Rotor & Wing: What percentage of your market sales in is Latin America?
Russian Helicopters: We do not break down our sales figures on a market-by-market basis, but we can say that Latin America is an important market to us and is becoming increasingly so in terms of future growth, particularly in the commercial sector. We are taking first steps with our commercial helicopters in the region, and have delivered on our first contracts, and although we are still exploring the region, to some extent we expect to grow rapidly in Latin America in the coming years.
Russian Helicopters started exploring Latin America two years ago and began delivering the Ka-32A11BC and Mi-171A1 early in 2011. Late last year the Ka-32A11BC received Brazilian certification. In future years we expect Latin America to assume an increasingly important position in our sales structure, particularly [in] key markets. The region is continuing to see rapid economic growth, and the market for helicopter services is increasing as a result.
Rotor & Wing: Which variants will have the highest demand, and what applications are seeing increased interest?
Russian Helicopters: We anticipate that our most popular [types] in the Latin American markets will be our newest medium and lightweight helicopters, as well as the heavy-lift Mi-26T2. We have adapted several models suited to the climates and geographies of this varied region, and presented them at the recent FIDAE 2012 exhibition in Chile.
All of the models that we expect to be successful in Latin America are designed to produce top performance in tough conditions. The light coaxial Ka-226T can transport up to seven passengers but remains very compact due to the absence of a tail rotor. It is perfect for work in mountains, atop tall buildings and offshore. The new heavyweight Mi-26T2 can carry up to 20 tons of load externally or inside its cabin, covering up to 800 kilometers at a time.

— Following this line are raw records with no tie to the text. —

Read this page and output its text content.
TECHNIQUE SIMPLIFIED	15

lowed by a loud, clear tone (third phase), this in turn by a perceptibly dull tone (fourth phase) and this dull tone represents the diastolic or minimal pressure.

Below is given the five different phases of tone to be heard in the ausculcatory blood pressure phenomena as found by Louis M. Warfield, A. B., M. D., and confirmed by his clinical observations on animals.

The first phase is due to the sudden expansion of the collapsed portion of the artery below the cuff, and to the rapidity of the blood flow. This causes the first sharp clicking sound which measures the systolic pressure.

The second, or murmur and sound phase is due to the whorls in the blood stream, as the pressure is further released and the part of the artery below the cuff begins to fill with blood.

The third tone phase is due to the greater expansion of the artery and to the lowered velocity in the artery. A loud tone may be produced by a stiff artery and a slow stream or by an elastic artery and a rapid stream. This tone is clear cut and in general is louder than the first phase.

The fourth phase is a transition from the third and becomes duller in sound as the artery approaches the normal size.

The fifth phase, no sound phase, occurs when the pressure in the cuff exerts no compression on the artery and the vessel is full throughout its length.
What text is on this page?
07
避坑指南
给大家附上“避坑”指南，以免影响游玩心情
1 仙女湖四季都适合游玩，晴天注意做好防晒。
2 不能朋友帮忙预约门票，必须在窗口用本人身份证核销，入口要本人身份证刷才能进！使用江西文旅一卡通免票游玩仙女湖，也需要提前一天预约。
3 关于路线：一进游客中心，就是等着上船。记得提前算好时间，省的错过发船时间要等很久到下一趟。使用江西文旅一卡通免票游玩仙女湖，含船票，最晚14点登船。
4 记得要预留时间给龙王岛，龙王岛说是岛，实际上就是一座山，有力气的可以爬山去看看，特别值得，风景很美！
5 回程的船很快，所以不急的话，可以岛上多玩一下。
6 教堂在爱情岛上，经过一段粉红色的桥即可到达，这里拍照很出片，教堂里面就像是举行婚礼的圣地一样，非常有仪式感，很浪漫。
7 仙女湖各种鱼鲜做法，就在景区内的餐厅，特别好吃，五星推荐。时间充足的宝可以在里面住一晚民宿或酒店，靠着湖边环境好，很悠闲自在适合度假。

The Mi-171A2 has been thoroughly overhauled and is now under development, intended for the international markets. It is based on the Mi-171A1, which was created specifically for use in Latin America and has both AR IAC and Brazilian CAA certificates. This helicopter has already been successful in Brazil. A recent example in November 2010, Atlas Taxi Aereo acquired two for use in the services it provides to oil company Petrobras.
The Ka-32A11BC has been certificated in Brazil since December 2011. The acquisition of the Ka-32A11BC—the first by a Brazilian helicopter operator—is a pilot project as Helipark Taxi Aereo seeks to diversify its fleet. In the future the company may order more units of this helicopter. If new contracts are signed, Russian Helicopters and Helipark Taxi Aereo may consider establishing a joint Russian-Brazilian service and training center for the Ka-32А11ВС.
Rotor & Wing: What is the outlook for specific countries?
Russian Helicopters: We have identified three countries as the potential cornerstones of our future growth in Latin America—Brazil, Argentina and Mexico. All three are growing very fast, and we expect that the market for helicopter services will continue to increase accordingly. The principle of “open sky” in Brazil, including in big cities, helps a lot to develop business. Russian Helicopters has already delivered its first commercial machines to Brazilian operators, and is also working with Rosoboronexport to fulfill an order from the Argentina Defence Ministry. We’ve also had dialogue with consulting company Logitec Consultoría em Logística on cooperation in promoting Russian holding’s products to the Brazilian market.
Rotor & Wing: What is the total fleet in the region?
Russian Helicopters: Currently more than 400 Russian-made helicopters of various types are in operation in countries across Latin America.